Tribune

Portrait de Hervé Chapron et Michel Monier, membres du CRAPS
En sortant du cadre devenu habituel, les accords collectifs de prévoyance peuvent être un champ nouveau, terreau de réinvention de la gestion paritaire.

Hervé CHAPRON & Michel MONIER
Membres du CRAPS, respectivement anciens Directeurs Généraux Adjoints de Pôle emploi et de l’Unédic et auteurs de «  Penser le social – 5 questions pour 2022  »

Episode 6 sur 8 de la série réalisée en partenariat avec le Centre technique des institutions de prévoyance (CTIP)

Le dialogue social, instrument central de la démocratie sociale, a été au niveau de l’entreprise redynamisé par les ordonnances de 2017. Dans le même temps les ANI à portée nationale sont trop souvent « cadrés » par l’exécutif.
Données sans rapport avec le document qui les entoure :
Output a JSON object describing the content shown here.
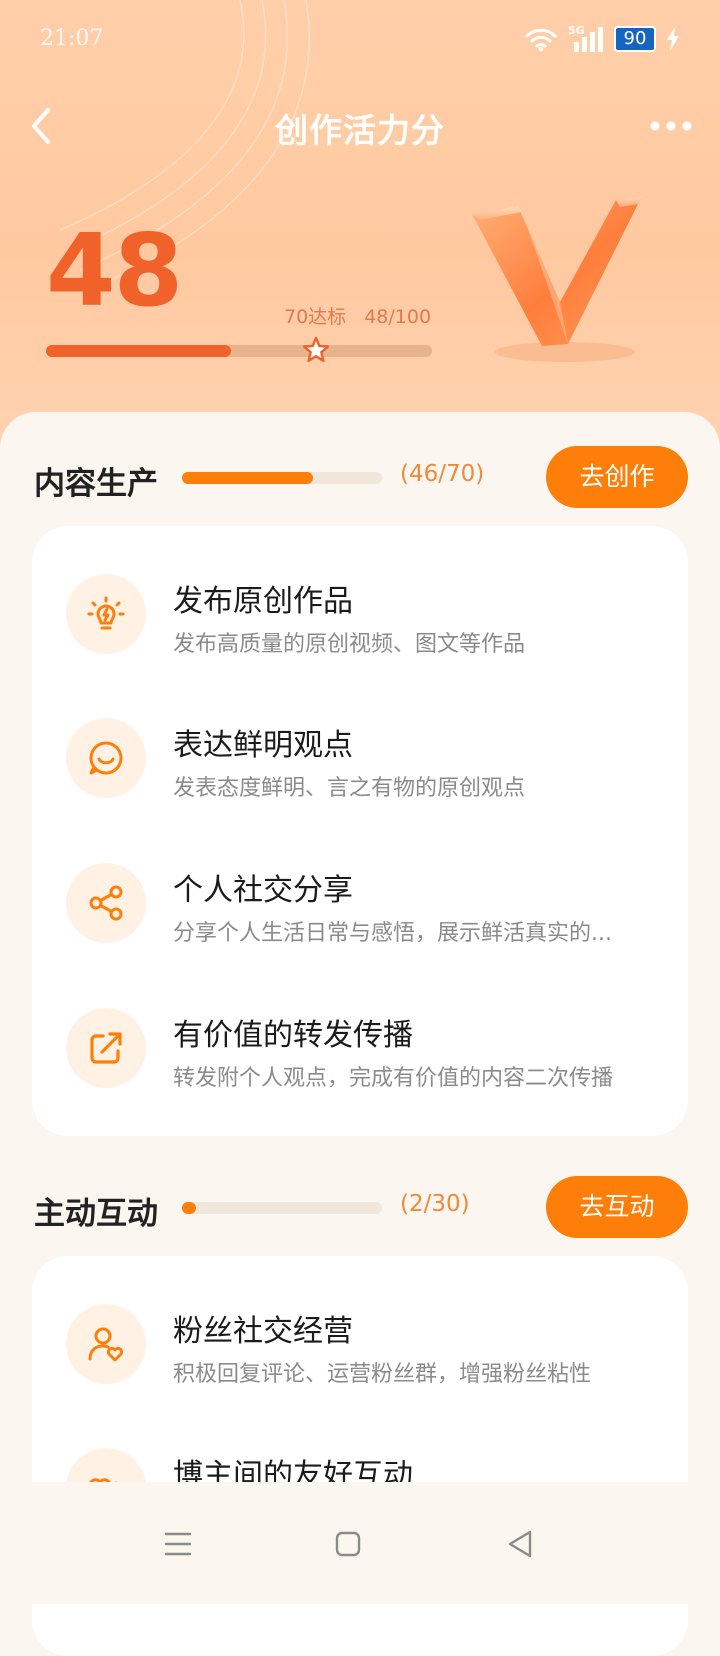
{
  "status_bar": {
    "time": "21:07",
    "network": "5G",
    "battery": "90"
  },
  "header": {
    "title": "创作活力分"
  },
  "score": {
    "value": "48",
    "target_label": "70达标",
    "progress_label": "48/100",
    "progress": 0.48,
    "target_mark": 0.7
  },
  "sections": [
    {
      "title": "内容生产",
      "count": "(46/70)",
      "progress": 0.657,
      "button": "去创作",
      "items": [
        {
          "icon": "lightbulb-icon",
          "title": "发布原创作品",
          "desc": "发布高质量的原创视频、图文等作品"
        },
        {
          "icon": "chat-smile-icon",
          "title": "表达鲜明观点",
          "desc": "发表态度鲜明、言之有物的原创观点"
        },
        {
          "icon": "share-icon",
          "title": "个人社交分享",
          "desc": "分享个人生活日常与感悟，展示鲜活真实的..."
        },
        {
          "icon": "forward-icon",
          "title": "有价值的转发传播",
          "desc": "转发附个人观点，完成有价值的内容二次传播"
        }
      ]
    },
    {
      "title": "主动互动",
      "count": "(2/30)",
      "progress": 0.067,
      "button": "去互动",
      "items": [
        {
          "icon": "fan-user-icon",
          "title": "粉丝社交经营",
          "desc": "积极回复评论、运营粉丝群，增强粉丝粘性"
        },
        {
          "icon": "hearts-icon",
          "title": "博主间的友好互动",
          "desc": ""
        }
      ]
    }
  ],
  "colors": {
    "accent": "#fe7e0a",
    "score": "#f0622a",
    "hero_bg": "#ffcfa9",
    "panel_bg": "#fbf6ef"
  }
}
Ce double mouvement, à front renversé, ne fait-il pas une place nouvelle aux accords de branche, aux accords professionnels ? Les Partenaires sociaux n’ont-ils pas l’opportunité de réinventer le dialogue social à travers les accords collectifs de branche pour in fine adapter le dispositif de protection sociale aux enjeux nouveaux ? La crise sanitaire a démontré, dans le domaine de la prévoyance, leur réactivité par la mobilisation des « fonds mutualisés ».

C’était là l’expression d’une anticipation que seules permettent la proximité des Partenaires sociaux avec « le terrain » et leur connaissancemétier des activités et des enjeux des branches. C’est ainsi que les accords de prévoyance sont bien plus que du salaire différé ou un avantage accessoire de la rémunération. Ils sont un levier de gestion et de défense du capital humain de l’entreprise. C’est pourquoi l’accord de branche apporte des réponses sectorielles appropriées à des sujets dont le dialogue social dans l’entreprise ne peut se saisir.

En sortant du cadre devenu habituel, les accords collectifs de prévoyance peuvent être un champ nouveau, terreau de réinvention de la gestion paritaire. Ce champ d’investigation illustrerait la responsabilité des Partenaires sociaux et des organisations à gestion paritaire dans l’adaptation d’un système de protection sociale au bénéfice autant des salariés qu’à leur famille, à l’entreprise qu’à ses actionnaires.

Quand, par facilité, les solutions de « grande Sécu » d’une part et de subvention du pouvoir d’achat par l’État d’autre part, viennent réduire la liberté conventionnelle, repenser la protection sociale et économique par le canal des branches, c’est rendre « principal » ce qui est aujourd’hui complémentaire.

Les gains économiques et sociaux d’une telle démarche, s’ils bénéficient à la branche impactent positivement les dépenses sociales de l’État : ce serait une des formes de l’implication de l’entreprise dans l’économie socialement responsable.